SleezyglizzyOption: D

D would have chose A but D makes more sense in this one.

karpalOption: A

I choose A in this specific scenario . B(IDS) does only detection and not blocking/prevention C (firewall rule on 80 port ) will block all http traffic D - WAF is for protection of Servers and NOT end stations or users. Makes no sense to use WAF in https://www.examtopics.com/discussions/comptia/view/44263-exam-cs0-002-topic-1-question-17-discussion/ there is an option <<D. A firewall rule that will block traffic from the specific IP addresses>> I would go with that if it would be in the exam.

Sleezyglizzy

A was not right in the older discussion, and it would not be correct in this one either. Answer is D

kiduuuOption: A

IPS it will blocked it...Is not ideal, may not be effective in preventing future attacks as the attacker could change their tactics or use different IP addresses. In this context is the only one pure logical.
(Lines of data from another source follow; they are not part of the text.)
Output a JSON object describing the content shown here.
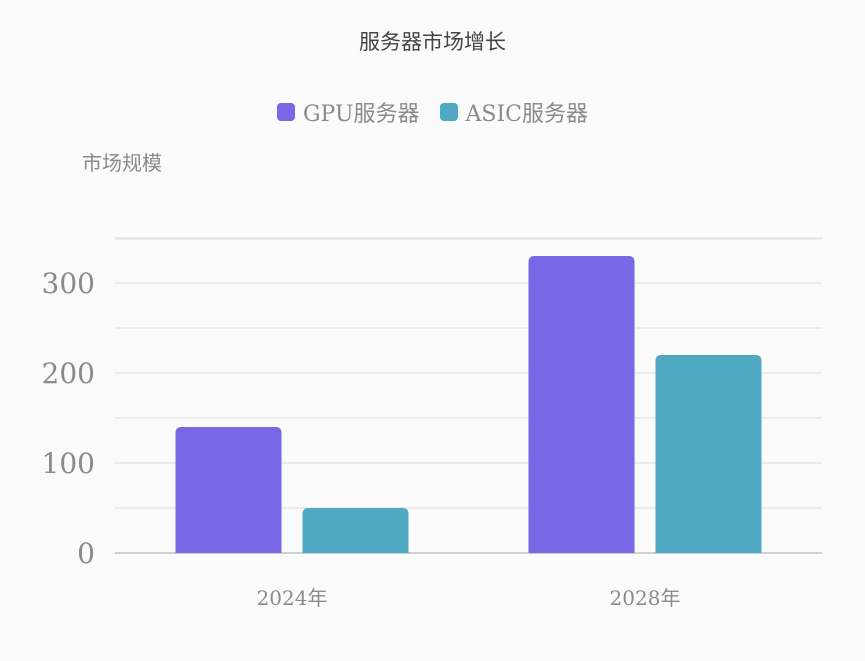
{
  "chart_data": {
    "type": "bar",
    "title": "服务器市场增长",
    "ylabel": "市场规模",
    "xlabel": "",
    "categories": [
      "2024年",
      "2028年"
    ],
    "series": [
      {
        "name": "GPU服务器",
        "values": [
          140,
          330
        ],
        "color": "#7868e6"
      },
      {
        "name": "ASIC服务器",
        "values": [
          50,
          220
        ],
        "color": "#4fa9c2"
      }
    ],
    "ylim": [
      0,
      350
    ],
    "yticks": [
      0,
      100,
      200,
      300
    ],
    "grid": true,
    "legend_position": "top"
  }
}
Implementing a WAF to restrict malicious web content, is not applicable to this scenario as the suspicious activity was initiated from an internal IP going to an external website, rather than from an external website going to an internal resource that can be protected by a WAF

RramstickOption: C

I think it's C. Traffic is outgoing. We have no control over the websites WAF as it's the destination

2Fish

However, we would not want to block port 80 traffic. This would most likely effect more than just that one device.

2Fish

After more research. D (WAF) can do this, even egress traffic.